The conventional wisdom is that forty-odd years of his favoured cigarillos have wrecked Sabina's voice and left him a faded tableaux of the artist he once was. And, having gone back and listened again to the likes of Mentiras Piadosas and Juez y Parte we'd be the first to agree that his voice has certainly evolved.

However, the voice that we heard at the Estadio de Valencia, while rough and rasping, was also powerful and melodic. So what gives? Tobacco? Certainly! But we also think there is another answer - one that says something interesting about Spanish musical culture.

When Sabina began his 'rock' career in the early 80s he was as much influenced by traditional Spanish music as he was by (say) Springsteen or Dylan; and his vocal style was a reflection of this - distinctly clean and classical. This won him the approval of a critical base which was similarly steeped in the local musical culture, and without which his career might never have taken-off.

Nevertheless, the reality was that Sabina's songwriting genius was blinding people to the fact that, in classical terms, he was actually a very poor singer; and the years of tobacco (and God-knows what else) mean that he can no longer even pretend towards a classical style.
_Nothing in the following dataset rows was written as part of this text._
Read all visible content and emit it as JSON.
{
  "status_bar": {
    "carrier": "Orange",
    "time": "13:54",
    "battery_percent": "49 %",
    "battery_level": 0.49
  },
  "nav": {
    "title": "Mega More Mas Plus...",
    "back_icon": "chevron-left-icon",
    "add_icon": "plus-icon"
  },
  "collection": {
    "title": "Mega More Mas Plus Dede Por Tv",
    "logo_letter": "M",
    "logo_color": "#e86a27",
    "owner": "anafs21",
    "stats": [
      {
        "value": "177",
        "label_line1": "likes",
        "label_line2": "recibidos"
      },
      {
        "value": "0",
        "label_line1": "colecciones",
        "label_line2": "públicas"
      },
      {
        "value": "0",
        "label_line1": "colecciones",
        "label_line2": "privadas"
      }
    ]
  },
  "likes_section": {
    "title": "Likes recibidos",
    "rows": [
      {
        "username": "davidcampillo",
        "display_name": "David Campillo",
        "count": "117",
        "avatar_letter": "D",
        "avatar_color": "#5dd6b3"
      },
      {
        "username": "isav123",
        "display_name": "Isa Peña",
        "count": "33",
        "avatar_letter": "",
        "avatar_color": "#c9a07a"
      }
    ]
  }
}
And this is what has so upset people - not that his voice doesn't sound great, but that it no longer respects much in the way of tradition.

But for the younger members of the audience, or those (like FairgroundTown) who grew up listening to Bryan Adams and Metallica, it is the character and soul of a voice that moves us, not technical ability; and that is why we say the critics are wrong - smoking may have changed Sabina's voice, but as an artist, he has never sounded better.